First off, you may be wondering how it makes sense to take out another loan when you are already in debt. Well, here is the thing: Not all debt is created equal. The main difference between different forms of debt is the interest rate. And as you may have heard, interest rates are at a record low these days. This means that if you take out a personal loan right now that covers all your debt, you may be able to repay your debt at much better conditions and over a fixed period.
As interest rates go, you can even push them below 5 percent right now. This is a far cry especially from interest rates on credit card debt and can easily save you thousands of dollars right there. Just be aware that having a terrible credit score or other issues with your personal finances may jeopardize a super low interest rate on your personal loan. Also, missing payments on your loan can be expensive, so you should be confident that you can make the payments every month. If any of these seem like a problem, maybe number two will work much better.
2. Try a balance transfer card.
Balance transfer cards are another great and easy way to get out of debt. This mainly applies to high-interest credit card debt, though. What balance transfer cards do is that they allow you to take all your debt and transfer it to a credit card with a 0% introductory interest rate. The theory is simple. You just take all your high-interest credit card debt, put it on the 0% interest credit card, and server your debt without having to pay any interest on it. This way, every payment you make reduces your debt, and nothing is wasted on serving interest. By doing this, repaying your debt becomes much easier and cheaper.
Just as with point number one, though, there are a few things to keep in mind here. Most importantly, remember that the 0% interest on balance transfer cards does not last forever. Most of the time, the period for 0% interest is one or two years long. After that, you could get hit by super high interest rates on your balance and you lose all the benefits of your balance transfer. Another thing to keep in mind is that balance transfer fees can be super high. Since credit card companies do not get interest for your balance, they may try and sneak in a profit through high balance fees, which can eat into what you save by paying no interest. Make sure to weigh your savings against these costs before you make a choice.
3. Apply the debt snowball or debt avalanche.

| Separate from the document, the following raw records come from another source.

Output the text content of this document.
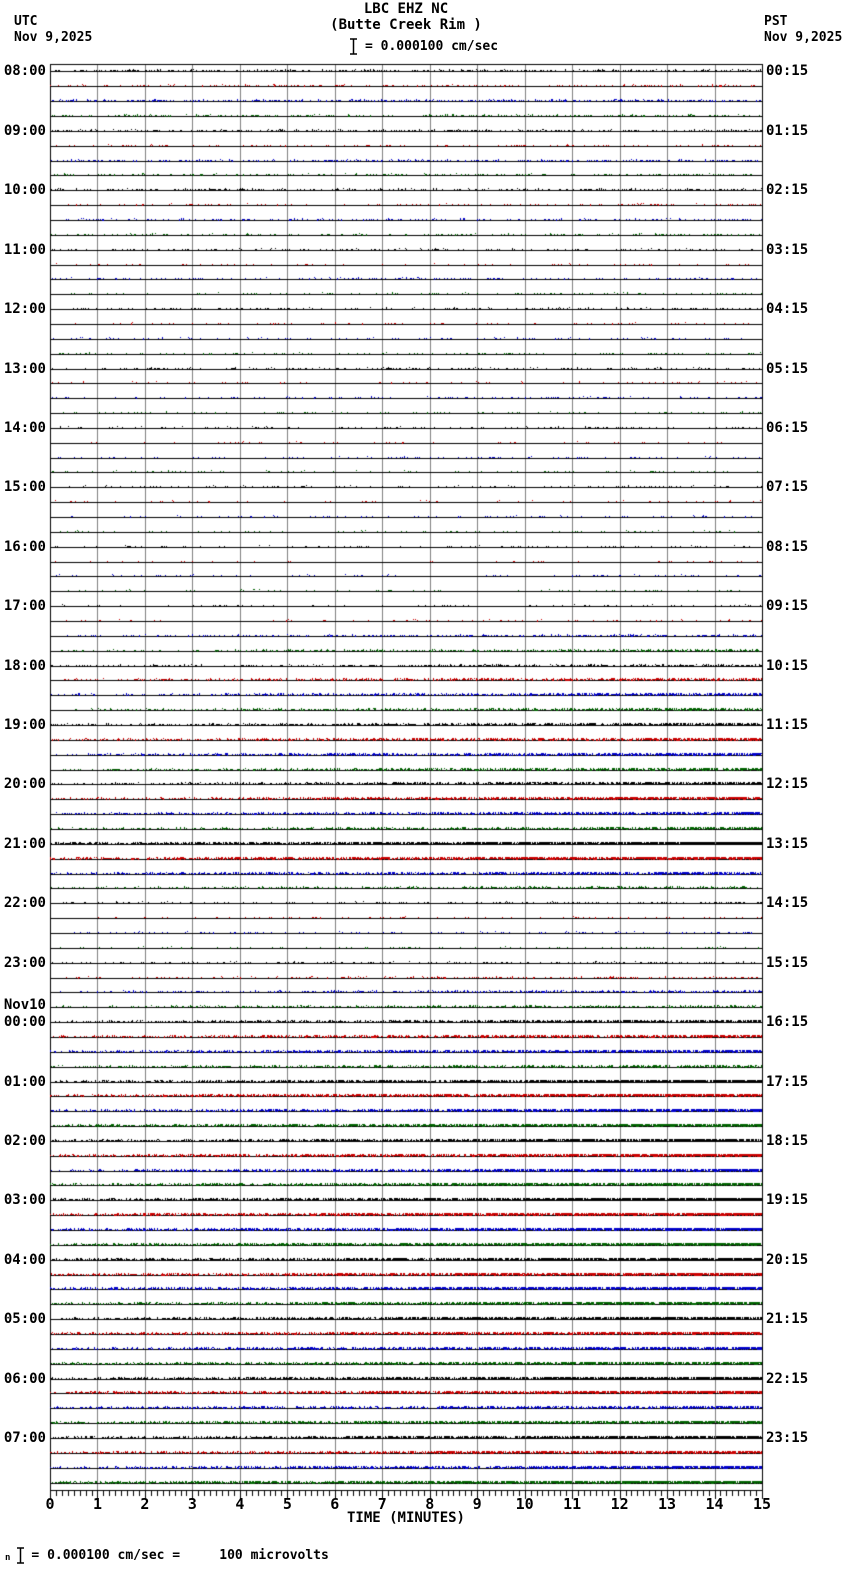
UTC
Nov 9,2025
LBC EHZ NC
(Butte Creek Rim )
= 0.000100 cm/sec
PST
Nov 9,2025
08:00
09:00
10:00
11:00
12:00
13:00
14:00
15:00
16:00
17:00
18:00
19:00
20:00
21:00
22:00
23:00
Nov10
00:00
01:00
02:00
03:00
04:00
05:00
06:00
07:00
00:15
01:15
02:15
03:15
04:15
05:15
06:15
07:15
08:15
09:15
10:15
11:15
12:15
13:15
14:15
15:15
16:15
17:15
18:15
19:15
20:15
21:15
22:15
23:15
0	1	2	3	4	5	6	7	8	9 10 11 12 13 14 15
TIME (MINUTES)
n = 0.000100 cm/sec =     100 microvolts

Next to using some financing tools to get you out of debt like above, there are also proven methods that make this much easier to do. To use the debt snowball method, collect all your debt and find the smallest one. Then, focus all your efforts on repaying that smallest debt. Once that is paid off, you then focus on the second smallest and so on. By doing that, you snowball into repaying all your debt eventually.
The debt avalanche takes things the other way around. Focus down the debt with the highest interest rate first, because the lower the interest you pay the more money you can use to actually reduce your debt. This one will save you more money than the snowball method, but it also takes more discipline to pull off.
These three easy ways to get out of debt should give you a good start on getting things under control. Never be afraid to mix and match methods to your needs, but also stay vigilant because any method will come with associated risks as well.